8. S’agissant du chiffrage du préjudice, le requérant informe la Cour que, depuis la procédure au fond, il a découvert un certain nombre de documents officiels, notamment judiciaires ou de caractère public, permettant de connaître l’actif successoral et l’exacte mesure de son préjudice. Ces documents sont les suivants :

. déclaration de succession de l’actif successoral faite par la commune de Saint-Emilion, personne publique, par l’intermédiaire d’un notaire, officier public, pour un montant de 758 447,73 EUR ;

. évaluation du Service des Domaines en 2007 de la valeur de la propriété viticole « Château Badette » (appellation Saint-Emilion Grand‑Cru), ayant permis à la commune de Saint-Emilion de fixer le montant de la demande de droit de préemption de la SAFER (Société d’aménagement foncier et d’établissement rural - société de droit privé sans but lucratif, avec des missions d’intérêt général, placée sous tutelle des ministères de l’Agriculture et des Finances) à 6 500 000 EUR, le cahier des charges dressé sous la forme authentique par un notaire précisant que la mise à prix, soit le minimum de la valeur, était de 3 700 000 EUR ;

. un rapport d’expertise judiciaire, homologué par le tribunal de grande instance de Libourne par un jugement définitif du 26 janvier 2006 (dans le cadre d’une instance opposant la commune de Saint-Emilion à la SCEA ‑ société civile d’exploitation agricole ‑ Château Badette et son gérant), fixant à 7 942 EUR la valeur des parts de la SCEA du Château Badette à la date du décès de W.A., soit, pour 50 parts, 397 100 EUR, moins un abattement de 10%, la commune de Saint-Emilion étant une collectivité publique.

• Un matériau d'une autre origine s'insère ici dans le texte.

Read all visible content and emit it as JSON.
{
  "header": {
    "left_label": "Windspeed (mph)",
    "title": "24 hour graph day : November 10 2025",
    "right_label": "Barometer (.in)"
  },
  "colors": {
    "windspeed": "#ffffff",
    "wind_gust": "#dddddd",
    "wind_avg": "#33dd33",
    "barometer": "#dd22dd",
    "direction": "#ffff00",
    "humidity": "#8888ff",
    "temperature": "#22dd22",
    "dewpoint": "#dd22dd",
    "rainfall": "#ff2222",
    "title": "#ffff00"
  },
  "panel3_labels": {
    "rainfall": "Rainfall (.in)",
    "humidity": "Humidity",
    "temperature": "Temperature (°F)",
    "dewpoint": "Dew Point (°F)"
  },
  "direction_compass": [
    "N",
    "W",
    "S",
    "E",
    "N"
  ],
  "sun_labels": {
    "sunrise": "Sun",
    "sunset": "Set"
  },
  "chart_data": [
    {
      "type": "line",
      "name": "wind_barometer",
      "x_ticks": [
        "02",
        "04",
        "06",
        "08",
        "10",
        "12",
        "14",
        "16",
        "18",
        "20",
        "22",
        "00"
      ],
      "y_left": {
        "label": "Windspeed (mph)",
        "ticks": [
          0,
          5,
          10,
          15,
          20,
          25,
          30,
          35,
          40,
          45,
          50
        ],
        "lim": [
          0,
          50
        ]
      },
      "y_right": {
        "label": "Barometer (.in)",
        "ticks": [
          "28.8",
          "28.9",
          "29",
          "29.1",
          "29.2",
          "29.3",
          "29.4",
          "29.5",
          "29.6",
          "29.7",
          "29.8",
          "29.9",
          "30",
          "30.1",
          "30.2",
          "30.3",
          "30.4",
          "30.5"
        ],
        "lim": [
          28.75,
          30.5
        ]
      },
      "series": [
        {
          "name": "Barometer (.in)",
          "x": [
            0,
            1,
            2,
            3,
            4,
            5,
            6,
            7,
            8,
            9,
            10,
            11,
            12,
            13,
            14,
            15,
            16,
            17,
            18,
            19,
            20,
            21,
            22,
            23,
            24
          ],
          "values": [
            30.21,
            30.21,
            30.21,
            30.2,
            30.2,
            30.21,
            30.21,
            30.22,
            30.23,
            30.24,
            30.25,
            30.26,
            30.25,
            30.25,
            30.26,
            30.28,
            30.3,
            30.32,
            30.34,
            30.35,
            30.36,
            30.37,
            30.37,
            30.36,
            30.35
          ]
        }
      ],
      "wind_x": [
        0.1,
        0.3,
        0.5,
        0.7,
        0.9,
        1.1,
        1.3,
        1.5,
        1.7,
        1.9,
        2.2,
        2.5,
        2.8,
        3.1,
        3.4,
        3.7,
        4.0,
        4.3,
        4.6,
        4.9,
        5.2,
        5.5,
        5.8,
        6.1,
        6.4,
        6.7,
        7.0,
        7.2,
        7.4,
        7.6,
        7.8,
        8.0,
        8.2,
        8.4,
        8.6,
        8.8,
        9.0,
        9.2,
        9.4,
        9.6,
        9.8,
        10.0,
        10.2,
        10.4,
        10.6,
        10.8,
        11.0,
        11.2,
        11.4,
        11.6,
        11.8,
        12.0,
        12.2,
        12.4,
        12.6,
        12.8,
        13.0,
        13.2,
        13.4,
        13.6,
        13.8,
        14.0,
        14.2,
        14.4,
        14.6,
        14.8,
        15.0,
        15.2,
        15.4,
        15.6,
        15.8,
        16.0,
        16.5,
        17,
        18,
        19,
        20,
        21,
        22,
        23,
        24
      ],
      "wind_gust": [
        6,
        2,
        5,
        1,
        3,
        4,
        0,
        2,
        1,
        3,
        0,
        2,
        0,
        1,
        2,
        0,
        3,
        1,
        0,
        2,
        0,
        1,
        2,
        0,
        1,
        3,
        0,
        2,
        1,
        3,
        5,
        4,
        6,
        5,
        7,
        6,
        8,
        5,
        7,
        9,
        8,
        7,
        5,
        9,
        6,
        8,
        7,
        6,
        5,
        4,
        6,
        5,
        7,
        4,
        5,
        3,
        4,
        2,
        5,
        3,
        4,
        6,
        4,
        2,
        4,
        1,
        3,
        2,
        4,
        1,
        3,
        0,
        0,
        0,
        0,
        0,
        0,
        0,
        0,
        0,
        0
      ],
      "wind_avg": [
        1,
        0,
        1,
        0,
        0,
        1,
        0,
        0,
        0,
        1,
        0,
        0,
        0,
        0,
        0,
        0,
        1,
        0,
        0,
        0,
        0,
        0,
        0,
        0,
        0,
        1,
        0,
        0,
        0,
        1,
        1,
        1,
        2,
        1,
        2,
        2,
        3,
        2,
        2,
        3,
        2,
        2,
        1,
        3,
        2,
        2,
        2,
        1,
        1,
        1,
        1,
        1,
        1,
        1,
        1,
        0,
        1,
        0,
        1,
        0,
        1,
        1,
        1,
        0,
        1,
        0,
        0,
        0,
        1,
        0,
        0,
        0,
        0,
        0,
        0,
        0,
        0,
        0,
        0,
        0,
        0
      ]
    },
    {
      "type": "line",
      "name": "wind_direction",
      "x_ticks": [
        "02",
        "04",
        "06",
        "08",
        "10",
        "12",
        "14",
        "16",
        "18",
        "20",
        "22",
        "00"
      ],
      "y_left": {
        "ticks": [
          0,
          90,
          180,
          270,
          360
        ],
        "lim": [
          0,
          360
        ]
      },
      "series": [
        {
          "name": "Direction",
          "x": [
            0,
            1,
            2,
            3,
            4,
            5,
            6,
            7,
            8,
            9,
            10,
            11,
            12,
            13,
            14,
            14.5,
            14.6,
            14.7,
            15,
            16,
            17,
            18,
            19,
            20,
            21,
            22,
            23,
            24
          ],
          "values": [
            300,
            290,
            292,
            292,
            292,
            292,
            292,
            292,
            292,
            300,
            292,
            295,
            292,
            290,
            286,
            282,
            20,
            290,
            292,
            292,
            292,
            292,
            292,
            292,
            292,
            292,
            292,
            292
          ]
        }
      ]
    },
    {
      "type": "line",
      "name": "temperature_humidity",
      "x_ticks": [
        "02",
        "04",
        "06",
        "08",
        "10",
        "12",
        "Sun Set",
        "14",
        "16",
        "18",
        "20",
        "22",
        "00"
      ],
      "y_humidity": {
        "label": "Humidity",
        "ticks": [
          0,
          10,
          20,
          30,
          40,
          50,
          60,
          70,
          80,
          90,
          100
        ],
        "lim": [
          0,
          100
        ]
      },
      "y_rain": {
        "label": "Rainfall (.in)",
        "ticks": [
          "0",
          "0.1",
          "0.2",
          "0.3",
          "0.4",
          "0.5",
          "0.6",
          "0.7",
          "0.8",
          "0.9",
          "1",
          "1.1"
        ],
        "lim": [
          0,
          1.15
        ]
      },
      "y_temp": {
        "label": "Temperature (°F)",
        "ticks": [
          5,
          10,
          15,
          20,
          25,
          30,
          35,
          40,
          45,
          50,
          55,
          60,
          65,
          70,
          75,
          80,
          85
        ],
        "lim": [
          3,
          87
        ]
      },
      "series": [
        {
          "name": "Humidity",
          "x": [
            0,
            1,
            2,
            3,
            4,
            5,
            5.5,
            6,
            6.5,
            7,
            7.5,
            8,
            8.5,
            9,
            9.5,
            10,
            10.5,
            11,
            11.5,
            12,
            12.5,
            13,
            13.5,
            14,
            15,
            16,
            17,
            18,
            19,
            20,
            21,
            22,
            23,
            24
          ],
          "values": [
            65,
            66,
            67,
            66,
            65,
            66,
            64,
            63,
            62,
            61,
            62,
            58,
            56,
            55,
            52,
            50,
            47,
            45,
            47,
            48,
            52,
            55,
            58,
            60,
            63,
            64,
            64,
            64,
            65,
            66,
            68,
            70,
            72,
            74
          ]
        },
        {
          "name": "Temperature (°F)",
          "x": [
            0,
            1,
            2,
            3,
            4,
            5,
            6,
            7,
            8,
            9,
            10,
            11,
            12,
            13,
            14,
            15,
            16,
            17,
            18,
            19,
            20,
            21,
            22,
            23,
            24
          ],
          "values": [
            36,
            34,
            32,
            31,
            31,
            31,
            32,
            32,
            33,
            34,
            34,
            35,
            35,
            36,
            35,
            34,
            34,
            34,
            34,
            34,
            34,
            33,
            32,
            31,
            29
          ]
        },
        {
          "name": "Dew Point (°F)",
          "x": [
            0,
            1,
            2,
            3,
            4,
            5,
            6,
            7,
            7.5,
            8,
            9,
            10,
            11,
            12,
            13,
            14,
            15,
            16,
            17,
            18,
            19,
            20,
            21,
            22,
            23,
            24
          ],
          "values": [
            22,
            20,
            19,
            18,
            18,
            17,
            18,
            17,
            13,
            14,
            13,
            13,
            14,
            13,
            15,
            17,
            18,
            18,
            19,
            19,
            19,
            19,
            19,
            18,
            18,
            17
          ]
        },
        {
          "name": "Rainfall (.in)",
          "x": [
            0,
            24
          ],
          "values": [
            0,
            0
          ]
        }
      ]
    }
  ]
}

9. Le requérant produit un état liquidatif établi à sa demande par un notaire le 9 novembre 2011, au vu de tous les éléments disponibles et dans les mêmes conditions qu’un règlement de succession qui se serait déroulé en 2002. Il en ressort qu’en sa qualité d’héritier réservataire de W.A., la somme de 3 452 001,67 EUR devait automatiquement lui revenir. Ce montant ne correspond pas à une évaluation, mais correspond au résultat de la prise en compte des documents, notamment judiciaires, opposables aux tiers et aux administrations.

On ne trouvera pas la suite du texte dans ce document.